A visual narration of the story that Chanda Prescod-Weinstein tells about falling in love with the Standard Model of Particle Physics (and somewhat out of it) in her book The Disordered Cosmos.
The thumbnail is a diagram of "quantum chromodynamics", that attributes color as analogy for physical properties that are not actually about color. Prescod-Weinstein writes:
“I love the idea of QCD, but the language is a hot mess... But what’s important here is that color physics seems intuitive to physicists not because it’s a great analogy for general audiences but because our educations socialize us into the “color + color + color = white” paradigm. It would be great if I never had to read the phrase “colored degrees of freedom” in a new scientific paper again”.

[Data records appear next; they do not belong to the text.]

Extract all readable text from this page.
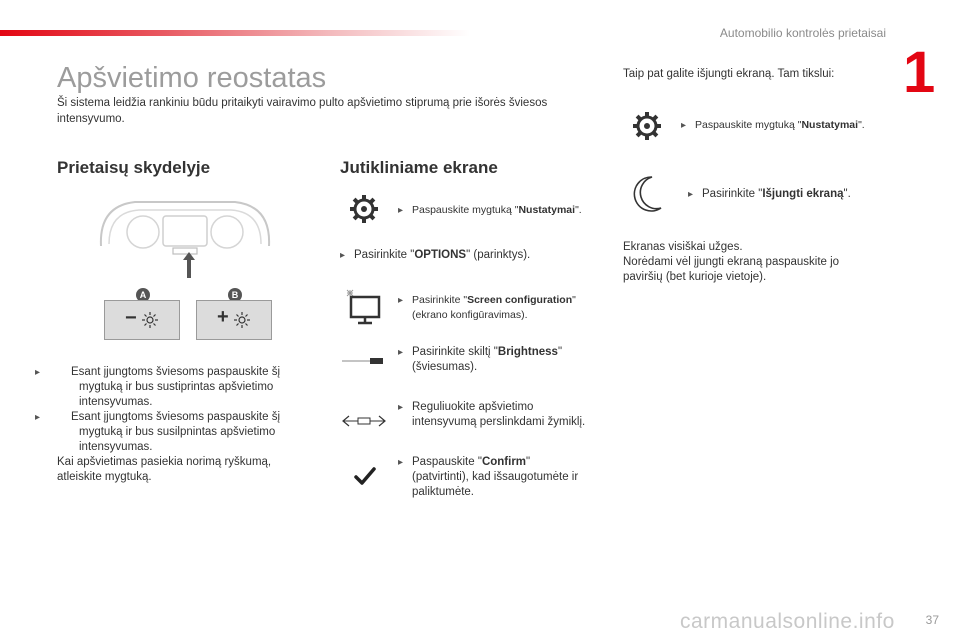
Automobilio kontrolės prietaisai
1
Apšvietimo reostatas
Ši sistema leidžia rankiniu būdu pritaikyti vairavimo pulto apšvietimo stiprumą prie išorės šviesos intensyvumo.
Prietaisų skydelyje
A	B
−	+
▸	Esant įjungtoms šviesoms paspauskite šį mygtuką ir bus sustiprintas apšvietimo intensyvumas.
▸	Esant įjungtoms šviesoms paspauskite šį mygtuką ir bus susilpnintas apšvietimo intensyvumas.
Kai apšvietimas pasiekia norimą ryškumą, atleiskite mygtuką.
Jutikliniame ekrane
▸ Paspauskite mygtuką "Nustatymai".
▸ Pasirinkite "OPTIONS" (parinktys).
▸ Pasirinkite "Screen configuration"
(ekrano konfigūravimas).
▸ Pasirinkite skiltį "Brightness"
(šviesumas).
▸ Reguliuokite apšvietimo
intensyvumą perslinkdami žymiklį.
▸ Paspauskite "Confirm"
(patvirtinti), kad išsaugotumėte ir
paliktumėte.
Taip pat galite išjungti ekraną. Tam tikslui:
▸ Paspauskite mygtuką "Nustatymai".
▸ Pasirinkite "Išjungti ekraną".
Ekranas visiškai užges.
Norėdami vėl įjungti ekraną paspauskite jo paviršių (bet kurioje vietoje).
37
carmanualsonline.info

Chanda Prescod-Weinstein starts The Disordered Cosmos by appealing to the neatly ordered story of the Standard Model of Particle Physics that deepened her attachment to physics. This attraction also produced internal tensions as she learned about the (white, male) history of quantum mechanics:
"I learned that I particularly enjoy a neatly ordered tale of an organized universe that can come off like a delicately constructed sum of its parts.. The way I have inhaled particle physics enmeshes me with this historical trajectory. But I am still also one natural conclusion of a Black child dreaming of quarks—not because quarks could serve state interests, but because quarks nourished the soul. The Standard Model? It is how I fell in love for the first time.”